湿热地区雨水温度预测及降雨期间典型城市地表的能量特征

Rainwater Temperature Prediction and Typical Urban Surface Energy Characteristics During Rainfall in the Hot-Humid Region

降雨期间地表能量分配发生的变化,是认识和把握降雨对城市气候和建筑能耗影响的关键,而作为降雨期间特有的能量项,雨水显热在其中发挥重要作用。基于能量平衡理论和雨水温度测试仪的开发,本文通过夏秋冬三季降雨、微气候和地表能量的系统性观测,研究湿热地区雨水温度预测方法及降雨期间典型城市硬质水泥地面的能量特征。结果表明,开发的雨水温度测试仪可准确测量(量程0~100℃,精度±0.15℃,采样时间6 s)各等级降雨事件的近地雨水温度。降雨开始前后近地空气温度和湿球温度均大幅降低,并在降雨后0.2~1.1 h进入稳定期,稳定期中近地雨水温度较距地1.5m高处空气湿球温度恒定低3.0℃,据此可通过空气参数预测雨水温度。秋冬季降雨过程中,不透水地面持续释放下层蓄热,各散热项占比潜热(34%~65%)最大,对流换热(11%~34%)其次,净辐射(3%~21%)较小,雨水显热占比(5%~19%)在降雨强度较小时与净辐射相当,降雨强度较大时显著提升,最高可达46%。本研究在推进雨水温度和降雨期间地表能量变化认识的同时,为多雨湿热地区的城市气候和建筑热性能研究提供重要参考。

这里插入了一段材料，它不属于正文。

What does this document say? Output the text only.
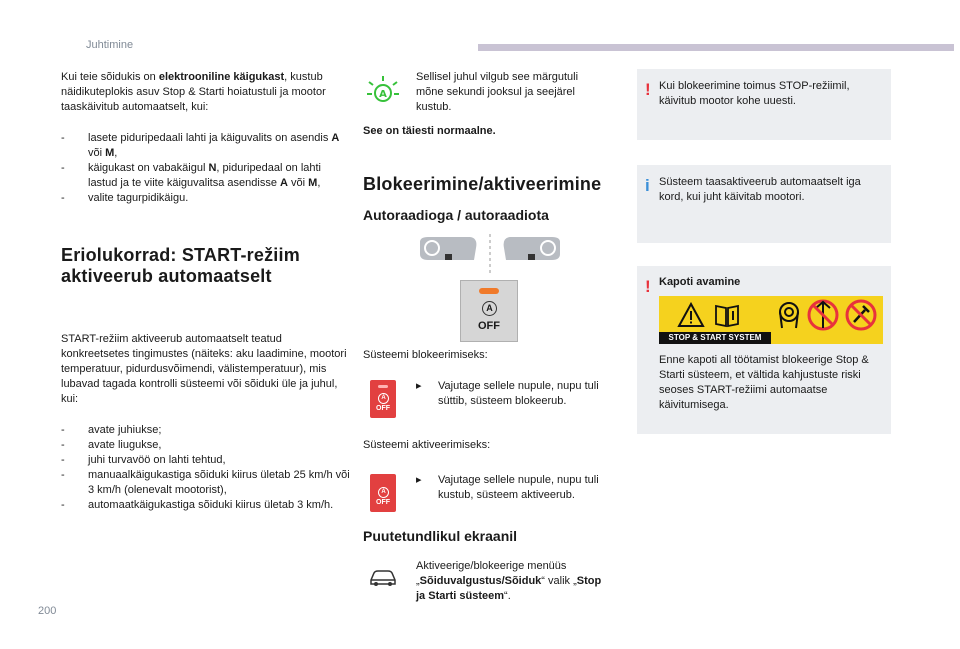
Juhtimine
200

Kui teie sõidukis on elektrooniline käigukast, kustub näidikuteplokis asuv Stop & Starti hoiatustuli ja mootor taaskäivitub automaatselt, kui:

- lasete piduripedaali lahti ja käiguvalits on asendis A või M,
- käigukast on vabakäigul N, piduripedaal on lahti lastud ja te viite käiguvalitsa asendisse A või M,
- valite tagurpidikäigu.
Eriolukorrad: START-režiim
aktiveerub automaatselt

START-režiim aktiveerub automaatselt teatud konkreetsetes tingimustes (näiteks: aku laadimine, mootori temperatuur, pidurdusvõimendi, välistemperatuur), mis lubavad tagada kontrolli süsteemi või sõiduki üle ja juhul, kui:

- avate juhiukse;
- avate liugukse,
- juhi turvavöö on lahti tehtud,
- manuaalkäigukastiga sõiduki kiirus ületab 25 km/h või 3 km/h (olenevalt mootorist),
- automaatkäigukastiga sõiduki kiirus ületab 3 km/h.
A

Sellisel juhul vilgub see märgutuli mõne sekundi jooksul ja seejärel kustub.

See on täiesti normaalne.

Blokeerimine/aktiveerimine
Autoraadioga / autoraadiota
A
OFF

Süsteemi blokeerimiseks:

A
OFF
▸	Vajutage sellele nupule, nupu tuli süttib, süsteem blokeerub.

Süsteemi aktiveerimiseks:

A
OFF
▸	Vajutage sellele nupule, nupu tuli kustub, süsteem aktiveerub.

Puutetundlikul ekraanil

Aktiveerige/blokeerige menüüs „Sõiduvalgustus/Sõiduk“ valik „Stop ja Starti süsteem“.

! Kui blokeerimine toimus STOP-režiimil, käivitub mootor kohe uuesti.

i Süsteem taasaktiveerub automaatselt iga kord, kui juht käivitab mootori.

! Kapoti avamine

STOP & START SYSTEM

Enne kapoti all töötamist blokeerige Stop & Starti süsteem, et vältida kahjustuste riski seoses START-režiimi automaatse käivitumisega.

Changes in surface energy allocation during rainfall are the key to understanding and controlling the influences of rainfall on urban climate and building energy consumption,and as a specific energy term during rainfall,rain sensible heat plays an important role in it.Based on the energy balance principle and the development of the new rainwater temperature tester,this study investigated the predicting method for rainwater temperature and the energy characteristics of a typical urban cement surface during rainfall in the hot-humid region through systematic observations of precipitation,microclimate and surface energy in three seasons of summer,autumn and winter.The results show that the new tester can accurately measure the near-surface rainwater temperature in various rainfall events(range 0-100℃,accuracy±0.15℃,sampling time 6 s).The air temperature and wet bulb temperature near the surface both decreased significantly before and after the start of rain,and entered a stable stage within 0.2 to 1.1 h after rainfall.During the stable period,the near-surface rainwater temperature was consistently 3.0℃lower than the air wet-bulb temperature at a height of 1.5 m above the ground,based on which the rainwater temperature can be predicted by using the air parameters.In the rainfall events in autumn and winter,the impervious urban surface constantly released the heat storage of the layer beneath,and for the proportions of heat dissipation items,latent heat(34%-65%)was largest,followed by convection heat transfer(11%-34%),and net radiation(3%-21%)was smallest.The proportion of rain sensible heat(5%-19%)closed to that of net radiation when the rainfall intensity was small,while significantly increased up to 46%for large rainfall intensity.This study promotes the understanding of rainwater temperature and surface energy changes during rainfall,as well as provides important references for the studies on urban climate and building thermal performance in the rainy and hot-humid regions.